Getting Started
Start by creating tags. A tag is both a runtime key and a compile-time witness for the service stored under that key.
import { Context, Dependency, Result, build } from '@fuiste/dependencies'
const Config = Context.Tag<{ prefix: string }>('getting-started/config')
const Logger = Context.Tag<{ log: (message: string) => string }>(
'getting-started/logger',
)
const config = Dependency.succeed(Config, { prefix: 'demo' })
const logger = Dependency.sync(Logger, [Config], (context) => ({
log: (message) => `[${Context.get(context, Config).prefix}] ${message}`,
}))
Compose The Graph
Use compose(left, right) when right needs services built by left.
import { compose } from '@fuiste/dependencies'
const graph = compose(config, logger)
const built = await build(graph)
if (Result.isOk(built)) {
Context.get(built.value, Logger).log('ready')
}
The type of graph knows that Config has satisfied Logger’s requirement. No container mutation, no decorator metadata, no haunted singleton.
Run With use
use builds a graph, passes the resulting context to your function, and closes any scoped resources afterward.

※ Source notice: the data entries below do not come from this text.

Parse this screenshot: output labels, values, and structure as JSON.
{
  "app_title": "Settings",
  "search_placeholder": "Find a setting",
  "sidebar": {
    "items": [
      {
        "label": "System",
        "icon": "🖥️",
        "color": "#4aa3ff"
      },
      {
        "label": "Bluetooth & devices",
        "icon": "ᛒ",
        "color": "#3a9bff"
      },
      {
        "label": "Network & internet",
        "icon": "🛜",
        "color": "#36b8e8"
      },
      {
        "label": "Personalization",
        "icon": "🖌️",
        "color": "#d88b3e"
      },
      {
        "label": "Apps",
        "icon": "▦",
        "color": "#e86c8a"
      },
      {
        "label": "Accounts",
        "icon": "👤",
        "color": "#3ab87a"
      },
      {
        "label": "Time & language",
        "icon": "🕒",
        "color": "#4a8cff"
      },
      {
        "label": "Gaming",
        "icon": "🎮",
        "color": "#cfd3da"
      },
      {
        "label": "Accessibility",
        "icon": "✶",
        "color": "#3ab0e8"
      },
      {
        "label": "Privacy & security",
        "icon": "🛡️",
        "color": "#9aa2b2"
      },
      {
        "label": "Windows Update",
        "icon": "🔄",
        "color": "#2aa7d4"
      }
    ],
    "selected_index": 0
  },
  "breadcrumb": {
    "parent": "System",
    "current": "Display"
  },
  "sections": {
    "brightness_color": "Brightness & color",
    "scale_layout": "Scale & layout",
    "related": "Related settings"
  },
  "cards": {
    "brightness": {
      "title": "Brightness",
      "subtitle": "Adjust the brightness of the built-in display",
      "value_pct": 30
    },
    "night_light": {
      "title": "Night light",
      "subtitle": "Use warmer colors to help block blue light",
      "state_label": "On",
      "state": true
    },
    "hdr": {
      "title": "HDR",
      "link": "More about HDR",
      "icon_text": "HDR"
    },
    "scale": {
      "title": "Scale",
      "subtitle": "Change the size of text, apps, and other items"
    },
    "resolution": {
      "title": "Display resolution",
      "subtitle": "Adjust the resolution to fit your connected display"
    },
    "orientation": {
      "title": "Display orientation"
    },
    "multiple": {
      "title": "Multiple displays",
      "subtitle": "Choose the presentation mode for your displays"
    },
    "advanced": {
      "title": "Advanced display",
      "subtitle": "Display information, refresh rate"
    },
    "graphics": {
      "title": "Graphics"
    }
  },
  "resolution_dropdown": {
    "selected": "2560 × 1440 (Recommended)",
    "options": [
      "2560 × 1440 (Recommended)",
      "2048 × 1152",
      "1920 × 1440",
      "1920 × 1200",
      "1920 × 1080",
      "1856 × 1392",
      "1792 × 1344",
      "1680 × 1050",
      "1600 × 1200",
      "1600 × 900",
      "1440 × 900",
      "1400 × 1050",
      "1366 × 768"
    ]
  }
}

import { use } from '@fuiste/dependencies'
const result = await use(graph, (context) => {
return Context.get(context, Logger).log('hello')
})
Use build when you want to manage the resulting context yourself. Use use when you want acquisition and cleanup around a single program.
Handle Failure
build and use return Result values.
if (Result.isErr(result)) {
console.error(result.error._tag)
}
Build failures are normalized into BuildError variants, so missing services, duplicate outputs, cycles, and construction failures all have explicit shapes.